Rather than making the entire Window_mgr class a friend, Screen can instead specify that only the clear member is allowed access. When we declare a member function to be a friend, we must specify the class of which that function is a member:

class Screen {
    // Window_mgr::clear must have been declared before class Screen
    friend void Window_mgr::clear(ScreenIndex);
    // ... rest of the Screen class
};

Making a member function a friend requires careful structuring of our programs to accommodate interdependencies among the declarations and definitions. In this example, we must order our program as follows:

• First, define the Window_mgr class, which declares, but cannot define, clear. Screen must be declared before clear can use the members of Screen.

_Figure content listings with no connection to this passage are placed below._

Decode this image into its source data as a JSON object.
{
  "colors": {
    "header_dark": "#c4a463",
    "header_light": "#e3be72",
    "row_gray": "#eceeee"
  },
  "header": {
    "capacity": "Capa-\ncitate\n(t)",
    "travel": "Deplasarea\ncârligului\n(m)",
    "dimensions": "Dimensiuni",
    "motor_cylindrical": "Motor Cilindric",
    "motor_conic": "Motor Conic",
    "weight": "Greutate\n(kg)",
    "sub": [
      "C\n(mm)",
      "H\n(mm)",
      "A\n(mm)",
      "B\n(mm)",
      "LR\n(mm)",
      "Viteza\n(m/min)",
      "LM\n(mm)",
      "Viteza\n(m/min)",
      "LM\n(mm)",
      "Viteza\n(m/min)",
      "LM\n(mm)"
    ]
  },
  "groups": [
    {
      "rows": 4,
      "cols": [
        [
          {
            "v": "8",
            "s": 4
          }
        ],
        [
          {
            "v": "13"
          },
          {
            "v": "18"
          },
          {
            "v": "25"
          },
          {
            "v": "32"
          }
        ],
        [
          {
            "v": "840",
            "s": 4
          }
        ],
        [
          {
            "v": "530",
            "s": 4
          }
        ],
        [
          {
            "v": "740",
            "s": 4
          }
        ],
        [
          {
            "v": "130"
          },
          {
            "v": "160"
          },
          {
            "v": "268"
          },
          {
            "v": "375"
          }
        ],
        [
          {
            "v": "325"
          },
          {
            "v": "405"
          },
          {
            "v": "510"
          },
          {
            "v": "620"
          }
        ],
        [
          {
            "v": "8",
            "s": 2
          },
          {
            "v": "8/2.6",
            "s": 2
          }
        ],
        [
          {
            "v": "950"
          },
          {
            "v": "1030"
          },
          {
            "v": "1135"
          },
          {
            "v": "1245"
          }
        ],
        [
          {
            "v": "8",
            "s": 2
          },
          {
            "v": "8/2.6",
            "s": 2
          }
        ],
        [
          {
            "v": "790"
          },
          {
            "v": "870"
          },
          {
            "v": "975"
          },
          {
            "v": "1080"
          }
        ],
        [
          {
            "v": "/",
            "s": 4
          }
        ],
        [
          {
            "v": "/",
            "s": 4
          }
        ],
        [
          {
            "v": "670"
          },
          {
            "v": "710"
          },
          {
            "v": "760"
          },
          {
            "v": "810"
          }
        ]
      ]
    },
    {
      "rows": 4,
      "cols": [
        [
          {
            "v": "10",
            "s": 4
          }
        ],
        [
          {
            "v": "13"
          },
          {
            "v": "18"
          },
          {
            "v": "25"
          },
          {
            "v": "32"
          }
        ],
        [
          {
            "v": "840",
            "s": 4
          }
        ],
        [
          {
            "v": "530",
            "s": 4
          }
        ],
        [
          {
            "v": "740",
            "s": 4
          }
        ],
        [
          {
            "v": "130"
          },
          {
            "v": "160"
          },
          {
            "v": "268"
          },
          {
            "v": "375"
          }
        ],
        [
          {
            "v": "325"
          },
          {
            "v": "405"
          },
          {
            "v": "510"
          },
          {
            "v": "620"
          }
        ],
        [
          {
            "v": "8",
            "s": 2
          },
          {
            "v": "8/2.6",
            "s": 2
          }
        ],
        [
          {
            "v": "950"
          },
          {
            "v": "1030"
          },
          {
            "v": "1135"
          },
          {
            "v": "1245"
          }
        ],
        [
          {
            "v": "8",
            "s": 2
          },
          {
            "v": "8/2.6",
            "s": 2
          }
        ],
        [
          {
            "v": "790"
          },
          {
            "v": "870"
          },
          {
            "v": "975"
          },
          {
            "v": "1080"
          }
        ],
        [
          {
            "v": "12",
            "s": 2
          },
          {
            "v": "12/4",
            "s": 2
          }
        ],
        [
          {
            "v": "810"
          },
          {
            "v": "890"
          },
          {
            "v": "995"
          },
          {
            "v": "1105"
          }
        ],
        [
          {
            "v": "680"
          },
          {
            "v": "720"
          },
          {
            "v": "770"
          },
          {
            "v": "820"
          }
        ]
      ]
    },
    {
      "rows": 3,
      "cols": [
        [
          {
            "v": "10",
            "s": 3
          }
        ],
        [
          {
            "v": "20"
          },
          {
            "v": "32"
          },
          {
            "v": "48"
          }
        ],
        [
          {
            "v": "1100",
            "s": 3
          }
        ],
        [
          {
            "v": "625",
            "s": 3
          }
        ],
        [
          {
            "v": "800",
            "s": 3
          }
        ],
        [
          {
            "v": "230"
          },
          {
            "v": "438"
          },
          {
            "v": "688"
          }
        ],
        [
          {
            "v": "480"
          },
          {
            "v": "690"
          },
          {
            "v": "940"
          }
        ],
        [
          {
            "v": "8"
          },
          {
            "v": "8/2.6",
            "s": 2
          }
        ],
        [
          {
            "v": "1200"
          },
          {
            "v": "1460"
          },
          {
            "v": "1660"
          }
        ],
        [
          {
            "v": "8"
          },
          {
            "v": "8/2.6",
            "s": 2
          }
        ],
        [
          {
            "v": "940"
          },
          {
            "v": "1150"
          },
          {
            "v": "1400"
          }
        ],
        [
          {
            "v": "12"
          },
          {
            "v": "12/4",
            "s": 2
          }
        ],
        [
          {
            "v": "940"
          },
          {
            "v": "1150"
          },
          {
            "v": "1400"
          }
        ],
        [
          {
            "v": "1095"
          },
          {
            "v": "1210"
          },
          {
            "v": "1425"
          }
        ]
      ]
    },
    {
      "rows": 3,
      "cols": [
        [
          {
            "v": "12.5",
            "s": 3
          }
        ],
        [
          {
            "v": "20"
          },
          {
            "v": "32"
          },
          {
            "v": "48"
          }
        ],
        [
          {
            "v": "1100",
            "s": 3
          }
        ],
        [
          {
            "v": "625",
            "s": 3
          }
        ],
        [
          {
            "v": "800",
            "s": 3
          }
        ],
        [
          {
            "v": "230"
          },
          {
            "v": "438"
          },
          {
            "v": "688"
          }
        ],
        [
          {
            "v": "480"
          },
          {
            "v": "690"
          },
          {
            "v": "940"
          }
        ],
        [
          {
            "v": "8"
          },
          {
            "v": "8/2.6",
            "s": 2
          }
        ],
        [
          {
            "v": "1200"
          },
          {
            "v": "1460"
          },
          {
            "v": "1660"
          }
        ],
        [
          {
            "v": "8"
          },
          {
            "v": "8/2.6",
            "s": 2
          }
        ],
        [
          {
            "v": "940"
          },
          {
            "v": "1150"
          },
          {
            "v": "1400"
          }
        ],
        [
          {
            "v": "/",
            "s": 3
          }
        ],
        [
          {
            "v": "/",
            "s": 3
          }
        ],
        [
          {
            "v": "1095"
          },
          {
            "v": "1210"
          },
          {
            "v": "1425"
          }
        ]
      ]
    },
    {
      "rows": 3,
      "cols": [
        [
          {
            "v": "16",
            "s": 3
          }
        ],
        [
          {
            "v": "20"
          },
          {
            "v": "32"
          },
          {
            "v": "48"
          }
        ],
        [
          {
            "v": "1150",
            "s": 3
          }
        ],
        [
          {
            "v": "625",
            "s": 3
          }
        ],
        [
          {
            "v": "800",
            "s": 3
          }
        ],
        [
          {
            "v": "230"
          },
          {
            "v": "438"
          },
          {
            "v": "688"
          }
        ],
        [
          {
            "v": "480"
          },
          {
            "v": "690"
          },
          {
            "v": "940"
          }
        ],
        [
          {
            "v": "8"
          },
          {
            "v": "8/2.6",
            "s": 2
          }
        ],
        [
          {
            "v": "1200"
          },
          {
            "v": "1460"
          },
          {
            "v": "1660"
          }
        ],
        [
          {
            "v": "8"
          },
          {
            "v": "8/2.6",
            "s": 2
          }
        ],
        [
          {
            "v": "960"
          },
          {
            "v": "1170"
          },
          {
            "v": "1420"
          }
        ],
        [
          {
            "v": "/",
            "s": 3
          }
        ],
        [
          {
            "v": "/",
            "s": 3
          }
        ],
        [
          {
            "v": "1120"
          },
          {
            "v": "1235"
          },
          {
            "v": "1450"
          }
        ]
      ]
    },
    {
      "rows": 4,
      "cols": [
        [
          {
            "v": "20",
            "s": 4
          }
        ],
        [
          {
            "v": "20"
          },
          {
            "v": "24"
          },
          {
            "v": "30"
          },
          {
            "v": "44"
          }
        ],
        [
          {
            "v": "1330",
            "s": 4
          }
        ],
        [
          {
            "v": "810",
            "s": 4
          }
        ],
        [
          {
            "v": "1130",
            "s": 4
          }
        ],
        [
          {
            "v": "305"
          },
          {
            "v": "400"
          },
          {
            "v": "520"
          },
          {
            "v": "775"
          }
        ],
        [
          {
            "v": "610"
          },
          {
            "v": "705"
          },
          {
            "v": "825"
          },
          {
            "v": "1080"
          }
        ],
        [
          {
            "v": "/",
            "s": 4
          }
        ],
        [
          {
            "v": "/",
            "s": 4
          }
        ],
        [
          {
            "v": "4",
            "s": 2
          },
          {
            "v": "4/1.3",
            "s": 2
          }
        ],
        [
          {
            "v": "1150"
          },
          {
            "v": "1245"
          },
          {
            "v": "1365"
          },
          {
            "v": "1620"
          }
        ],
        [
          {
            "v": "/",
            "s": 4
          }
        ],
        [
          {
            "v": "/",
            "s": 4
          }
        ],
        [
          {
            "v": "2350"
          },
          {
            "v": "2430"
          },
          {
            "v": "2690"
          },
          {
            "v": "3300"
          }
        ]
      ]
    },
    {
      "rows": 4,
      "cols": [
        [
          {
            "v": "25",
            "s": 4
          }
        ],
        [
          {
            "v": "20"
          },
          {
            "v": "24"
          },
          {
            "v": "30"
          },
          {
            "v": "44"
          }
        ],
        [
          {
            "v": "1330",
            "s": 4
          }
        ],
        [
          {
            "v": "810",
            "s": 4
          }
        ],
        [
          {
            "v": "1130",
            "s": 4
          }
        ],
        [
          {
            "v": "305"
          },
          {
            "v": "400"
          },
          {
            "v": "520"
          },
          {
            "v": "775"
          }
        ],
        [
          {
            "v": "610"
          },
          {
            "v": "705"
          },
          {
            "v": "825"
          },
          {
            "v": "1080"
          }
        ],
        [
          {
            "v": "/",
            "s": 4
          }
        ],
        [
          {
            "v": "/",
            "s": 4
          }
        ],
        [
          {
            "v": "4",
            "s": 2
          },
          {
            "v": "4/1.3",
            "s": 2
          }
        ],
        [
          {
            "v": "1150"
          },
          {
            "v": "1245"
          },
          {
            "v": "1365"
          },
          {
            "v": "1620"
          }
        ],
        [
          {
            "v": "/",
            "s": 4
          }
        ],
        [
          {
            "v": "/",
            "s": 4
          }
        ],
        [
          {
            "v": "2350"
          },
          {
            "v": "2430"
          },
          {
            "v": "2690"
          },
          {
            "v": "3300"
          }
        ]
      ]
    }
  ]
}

• Next, define class Screen, including a friend declaration for clear.

• Finally, define clear, which can now refer to the members in Screen.

Overloaded Functions and Friendship

Although overloaded functions share a common name, they are still different functions. Therefore, a class must declare as a friend each function in a set of overloaded functions that it wishes to make a friend:

// overloaded storeOn functions
extern std::ostream& storeOn(std::ostream &, Screen &);
extern BitMap& storeOn(BitMap &, Screen &);
class Screen {
    // ostream version of storeOn may access the private parts of Screen objects
    friend std::ostream& storeOn(std::ostream &, Screen &);
    // . . .
};

Class Screen makes the version of storeOn that takes an ostream& its friend. The version that takes a BitMap& has no special access to Screen.

Friend Declarations and Scope

Classes and nonmember functions need not have been declared before they are used in a friend declaration. When a name first appears in a friend declaration, that name is implicitly assumed to be part of the surrounding scope. However, the friend itself is not actually declared in that scope (§ 7.2.1, p. 270).

Even if we define the function inside the class, we must still provide a declaration outside of the class itself to make that function visible. A declaration must exist even if we only call the friend from members of the friendship granting class:

struct X {
    friend void f() { /* friend function can be defined in the class body   */ }
    X() { f(); } // error: no declaration for f
    void g();
    void h();
};
void X::g() { return f(); } // error: f hasn't been declared
void f();                   // declares the function defined inside X
void X::h() { return f(); } // ok: declaration for f is now in scope

It is important to understand that a friend declaration affects access but is not a declaration in an ordinary sense.